From: Glasgow, Scotland
If you like your music smooth with all the rough edges filed away then you may as well leave now and go and indulge in the dubious pleasures of SmoothFM or Simply Red’s back catalogue. If however you like your music raucous, discordant and so loud it makes you dizzy then keep reading because United Fruit are on a mission to destroy your brain cells and leave you little more than a quivering wreck.
From the ear bothering noise of opener Kamikaze through to the sludgy emo of Wrecking Ball the pace of the Scottish noiseniks’ debut album Fault Lines rarely falters. Pitching its tent somewhere between the confrontational brutality of McLusky and the apocalyptic experimentalism of Trail of Dead it’s an adrenaline rush that leaves most albums choking on their exhaust fumes.

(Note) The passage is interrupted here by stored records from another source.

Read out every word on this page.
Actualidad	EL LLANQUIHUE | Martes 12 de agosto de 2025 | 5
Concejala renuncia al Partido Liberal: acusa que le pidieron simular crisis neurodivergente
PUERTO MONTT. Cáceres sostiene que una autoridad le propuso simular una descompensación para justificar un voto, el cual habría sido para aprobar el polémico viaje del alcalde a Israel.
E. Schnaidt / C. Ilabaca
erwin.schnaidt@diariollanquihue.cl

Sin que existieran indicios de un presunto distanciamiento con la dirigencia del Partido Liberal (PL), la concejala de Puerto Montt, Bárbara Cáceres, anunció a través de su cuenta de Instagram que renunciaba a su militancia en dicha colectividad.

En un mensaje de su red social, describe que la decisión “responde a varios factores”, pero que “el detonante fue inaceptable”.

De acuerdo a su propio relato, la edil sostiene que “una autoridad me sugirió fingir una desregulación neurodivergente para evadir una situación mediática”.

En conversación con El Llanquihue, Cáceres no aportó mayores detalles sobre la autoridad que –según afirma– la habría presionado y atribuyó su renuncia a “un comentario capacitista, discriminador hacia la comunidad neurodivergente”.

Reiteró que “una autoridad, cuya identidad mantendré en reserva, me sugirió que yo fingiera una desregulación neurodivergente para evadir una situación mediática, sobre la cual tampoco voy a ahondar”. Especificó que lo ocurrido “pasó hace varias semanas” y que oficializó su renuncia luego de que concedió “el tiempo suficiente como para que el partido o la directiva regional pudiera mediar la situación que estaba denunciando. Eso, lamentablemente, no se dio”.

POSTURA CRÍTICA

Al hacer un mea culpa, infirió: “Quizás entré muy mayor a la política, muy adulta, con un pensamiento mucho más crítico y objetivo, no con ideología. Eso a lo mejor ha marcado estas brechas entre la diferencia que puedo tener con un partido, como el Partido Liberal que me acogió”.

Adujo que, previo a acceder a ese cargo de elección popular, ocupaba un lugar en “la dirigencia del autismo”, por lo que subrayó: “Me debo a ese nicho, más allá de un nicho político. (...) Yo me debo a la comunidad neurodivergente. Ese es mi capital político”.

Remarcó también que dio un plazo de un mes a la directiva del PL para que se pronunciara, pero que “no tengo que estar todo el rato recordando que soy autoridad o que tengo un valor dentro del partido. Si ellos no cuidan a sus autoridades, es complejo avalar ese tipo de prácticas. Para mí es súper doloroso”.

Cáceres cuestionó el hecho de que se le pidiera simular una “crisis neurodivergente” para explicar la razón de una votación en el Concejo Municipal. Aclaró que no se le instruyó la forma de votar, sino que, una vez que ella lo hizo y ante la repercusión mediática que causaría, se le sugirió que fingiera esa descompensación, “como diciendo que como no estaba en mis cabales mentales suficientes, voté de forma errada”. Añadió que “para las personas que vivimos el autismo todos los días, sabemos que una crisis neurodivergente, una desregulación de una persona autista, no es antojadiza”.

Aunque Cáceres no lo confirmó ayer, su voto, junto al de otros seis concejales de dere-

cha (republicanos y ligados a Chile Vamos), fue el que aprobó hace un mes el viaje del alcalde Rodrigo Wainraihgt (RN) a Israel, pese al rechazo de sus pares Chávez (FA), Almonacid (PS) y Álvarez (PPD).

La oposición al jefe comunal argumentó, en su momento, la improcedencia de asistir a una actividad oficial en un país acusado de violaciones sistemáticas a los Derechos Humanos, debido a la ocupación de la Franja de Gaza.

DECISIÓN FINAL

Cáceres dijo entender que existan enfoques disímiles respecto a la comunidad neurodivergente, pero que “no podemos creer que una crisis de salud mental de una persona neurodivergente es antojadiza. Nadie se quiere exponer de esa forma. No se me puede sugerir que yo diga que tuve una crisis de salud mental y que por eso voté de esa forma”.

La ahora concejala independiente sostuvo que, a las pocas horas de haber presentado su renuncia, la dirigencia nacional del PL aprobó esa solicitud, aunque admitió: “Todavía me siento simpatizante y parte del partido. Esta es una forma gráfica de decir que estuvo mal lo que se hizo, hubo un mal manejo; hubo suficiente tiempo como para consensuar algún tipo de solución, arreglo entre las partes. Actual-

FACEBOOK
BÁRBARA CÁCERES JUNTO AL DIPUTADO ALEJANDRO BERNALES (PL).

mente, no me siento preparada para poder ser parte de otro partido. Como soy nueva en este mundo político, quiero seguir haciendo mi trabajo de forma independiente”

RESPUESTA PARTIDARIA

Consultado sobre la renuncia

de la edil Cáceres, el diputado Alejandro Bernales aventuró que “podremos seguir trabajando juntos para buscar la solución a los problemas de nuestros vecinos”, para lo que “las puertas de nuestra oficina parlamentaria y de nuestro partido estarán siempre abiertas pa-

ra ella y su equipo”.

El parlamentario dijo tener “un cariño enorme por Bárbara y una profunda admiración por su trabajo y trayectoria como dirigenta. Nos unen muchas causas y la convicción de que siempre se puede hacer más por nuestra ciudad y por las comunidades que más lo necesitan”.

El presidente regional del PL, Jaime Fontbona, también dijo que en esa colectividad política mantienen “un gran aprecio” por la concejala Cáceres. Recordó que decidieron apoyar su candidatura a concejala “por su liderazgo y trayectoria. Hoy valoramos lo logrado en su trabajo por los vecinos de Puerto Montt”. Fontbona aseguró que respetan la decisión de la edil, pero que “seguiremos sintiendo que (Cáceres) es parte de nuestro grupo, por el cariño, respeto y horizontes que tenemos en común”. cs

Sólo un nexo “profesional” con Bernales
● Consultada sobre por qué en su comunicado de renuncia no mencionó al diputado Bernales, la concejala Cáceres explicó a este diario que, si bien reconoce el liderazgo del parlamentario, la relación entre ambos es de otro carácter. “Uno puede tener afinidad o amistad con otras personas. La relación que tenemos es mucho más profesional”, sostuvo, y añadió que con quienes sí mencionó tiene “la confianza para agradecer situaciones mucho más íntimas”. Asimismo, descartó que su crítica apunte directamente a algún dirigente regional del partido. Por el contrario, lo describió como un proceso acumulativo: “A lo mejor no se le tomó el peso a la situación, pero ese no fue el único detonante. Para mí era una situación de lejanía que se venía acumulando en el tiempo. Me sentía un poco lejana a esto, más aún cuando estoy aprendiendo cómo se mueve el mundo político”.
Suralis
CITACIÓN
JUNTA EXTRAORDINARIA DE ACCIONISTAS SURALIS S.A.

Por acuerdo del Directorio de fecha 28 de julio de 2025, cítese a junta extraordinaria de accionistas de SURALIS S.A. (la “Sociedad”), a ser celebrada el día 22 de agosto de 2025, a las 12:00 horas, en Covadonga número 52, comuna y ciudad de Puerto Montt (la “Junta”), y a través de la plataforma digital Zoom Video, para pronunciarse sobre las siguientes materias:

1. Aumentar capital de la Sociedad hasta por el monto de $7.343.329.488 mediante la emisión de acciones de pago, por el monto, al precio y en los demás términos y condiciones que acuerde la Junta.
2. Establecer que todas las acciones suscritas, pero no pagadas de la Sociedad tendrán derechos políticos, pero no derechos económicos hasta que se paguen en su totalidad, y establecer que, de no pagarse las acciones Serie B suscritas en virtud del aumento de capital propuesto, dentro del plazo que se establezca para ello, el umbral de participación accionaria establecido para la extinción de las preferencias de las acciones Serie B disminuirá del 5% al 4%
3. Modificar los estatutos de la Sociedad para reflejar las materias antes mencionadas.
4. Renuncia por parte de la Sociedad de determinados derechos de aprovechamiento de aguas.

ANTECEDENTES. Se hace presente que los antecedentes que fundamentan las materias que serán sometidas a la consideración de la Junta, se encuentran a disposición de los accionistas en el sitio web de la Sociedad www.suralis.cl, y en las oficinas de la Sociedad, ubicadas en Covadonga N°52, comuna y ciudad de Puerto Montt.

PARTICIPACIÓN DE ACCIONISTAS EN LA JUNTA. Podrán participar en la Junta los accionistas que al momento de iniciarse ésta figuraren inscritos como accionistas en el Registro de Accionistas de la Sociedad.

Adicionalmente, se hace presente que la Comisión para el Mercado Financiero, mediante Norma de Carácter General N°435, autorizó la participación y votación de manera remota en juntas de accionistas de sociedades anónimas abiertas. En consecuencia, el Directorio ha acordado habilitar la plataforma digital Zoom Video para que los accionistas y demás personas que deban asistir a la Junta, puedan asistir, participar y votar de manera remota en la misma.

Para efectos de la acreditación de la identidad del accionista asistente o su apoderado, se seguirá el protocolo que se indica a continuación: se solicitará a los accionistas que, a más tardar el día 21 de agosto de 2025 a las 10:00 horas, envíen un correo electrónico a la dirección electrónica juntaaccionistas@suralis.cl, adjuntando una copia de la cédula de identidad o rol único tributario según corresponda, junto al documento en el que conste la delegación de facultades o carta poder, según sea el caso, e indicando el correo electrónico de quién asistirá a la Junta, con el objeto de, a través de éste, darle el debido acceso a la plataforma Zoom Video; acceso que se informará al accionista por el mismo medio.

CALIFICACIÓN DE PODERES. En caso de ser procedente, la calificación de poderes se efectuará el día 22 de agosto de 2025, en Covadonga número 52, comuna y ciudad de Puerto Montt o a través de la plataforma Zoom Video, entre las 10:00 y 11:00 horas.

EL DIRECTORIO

Go Away, Don’t Leave Me Alone owes it’s life, it’s very existence, to At The Drive In. It’s a close relative of One Armed Scissor, a Scissor sister perhaps. The only respite from the brain pummelling noise comes courtesy of Three, the only track on the album where the pace dips below the furiously frenetic. It’s the point at which noise and melody meet, fall in love and decide to live together until deaf do them part. It is, however, no more than the briefest of brief respites. The buzzing Confuse Her Now and the aural assault of The Alarm add more weight to the United Fruit mission to boost the profit margins of the UK’s hearing aid salesman.